AI Without Process Insight Is Just Guesswork
“Organizations have many systems and many tables of data. Process mining sits as a layer on top, giving you an end-to-end view. Without that, AI is blind. If you try to solve a delivery problem with AI, it might generate text unrelated to your actual issue because it doesn’t know whether the root cause lies in logistics, procurement, or production. Only by exposing the full process can AI do something meaningful.”
“It’s naive to think AI can generate accurate recommendations without understanding the processes behind the data. Process mining provides the structure that lets AI make sense of enterprise reality.”
Scaling Process Intelligence Multiplies Value
“The first step is often a short proof of value — four weeks of focused work that demonstrates potential. But the real value comes from scaling. You don’t buy Excel for one spreadsheet; you use it for many. The same goes for process mining. Companies like Mercedes and BMW are successful because they apply it across the entire organization. That’s when return on investment truly accelerates.”

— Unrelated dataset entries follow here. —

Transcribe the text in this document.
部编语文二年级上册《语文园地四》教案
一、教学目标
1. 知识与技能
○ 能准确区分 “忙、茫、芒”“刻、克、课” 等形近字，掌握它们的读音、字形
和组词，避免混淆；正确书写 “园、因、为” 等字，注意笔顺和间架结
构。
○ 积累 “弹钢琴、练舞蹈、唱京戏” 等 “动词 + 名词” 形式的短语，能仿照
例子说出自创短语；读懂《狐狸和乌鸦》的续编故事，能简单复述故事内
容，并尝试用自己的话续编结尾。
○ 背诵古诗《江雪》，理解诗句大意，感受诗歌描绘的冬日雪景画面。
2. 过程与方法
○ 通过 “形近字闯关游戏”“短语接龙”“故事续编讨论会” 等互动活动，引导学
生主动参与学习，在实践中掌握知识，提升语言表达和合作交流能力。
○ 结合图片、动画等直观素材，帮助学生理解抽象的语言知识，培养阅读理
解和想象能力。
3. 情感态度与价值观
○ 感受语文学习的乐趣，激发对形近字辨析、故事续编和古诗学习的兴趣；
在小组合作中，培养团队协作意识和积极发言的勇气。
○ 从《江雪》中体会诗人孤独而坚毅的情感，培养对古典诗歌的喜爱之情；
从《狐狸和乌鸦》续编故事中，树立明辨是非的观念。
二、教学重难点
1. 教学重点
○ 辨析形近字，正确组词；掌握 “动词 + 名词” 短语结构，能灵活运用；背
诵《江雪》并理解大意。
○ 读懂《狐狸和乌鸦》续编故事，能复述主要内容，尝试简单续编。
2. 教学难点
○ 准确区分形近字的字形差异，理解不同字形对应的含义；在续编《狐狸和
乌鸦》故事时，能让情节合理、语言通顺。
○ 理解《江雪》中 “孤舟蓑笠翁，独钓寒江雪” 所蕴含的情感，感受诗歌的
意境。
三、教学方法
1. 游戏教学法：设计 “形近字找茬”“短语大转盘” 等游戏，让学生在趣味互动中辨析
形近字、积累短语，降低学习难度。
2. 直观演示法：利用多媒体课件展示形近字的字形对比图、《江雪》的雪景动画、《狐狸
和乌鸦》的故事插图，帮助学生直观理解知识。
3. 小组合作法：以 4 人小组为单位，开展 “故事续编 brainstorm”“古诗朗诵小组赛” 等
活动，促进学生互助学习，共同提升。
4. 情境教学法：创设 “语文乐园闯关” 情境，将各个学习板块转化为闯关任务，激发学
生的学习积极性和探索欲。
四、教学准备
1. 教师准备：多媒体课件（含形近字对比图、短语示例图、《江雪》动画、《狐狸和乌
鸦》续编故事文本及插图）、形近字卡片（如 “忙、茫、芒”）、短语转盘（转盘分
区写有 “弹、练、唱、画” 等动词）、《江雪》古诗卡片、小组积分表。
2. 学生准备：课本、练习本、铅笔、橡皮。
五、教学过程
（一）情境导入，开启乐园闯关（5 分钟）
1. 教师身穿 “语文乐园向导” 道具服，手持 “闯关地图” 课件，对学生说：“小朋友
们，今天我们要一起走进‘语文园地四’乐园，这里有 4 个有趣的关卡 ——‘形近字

“Once you build the expertise and infrastructure, each new process added increases the value exponentially. Scaling is the difference between a pilot project and enterprise transformation.”
Process Mining Is the Guardrail for Autonomous Agents
“As AI agents start making more decisions, process mining becomes the governance layer. It shows where problems occur and lets you decide when to deploy agents or make organizational changes. You can then monitor those agents continuously through conformance checking — defining how a process should run and spotting deviations automatically.”
“I don’t believe in agents that just do things without oversight. Process mining ensures accountability. It allows organizations to innovate with AI while keeping visibility, control, and trust intact.”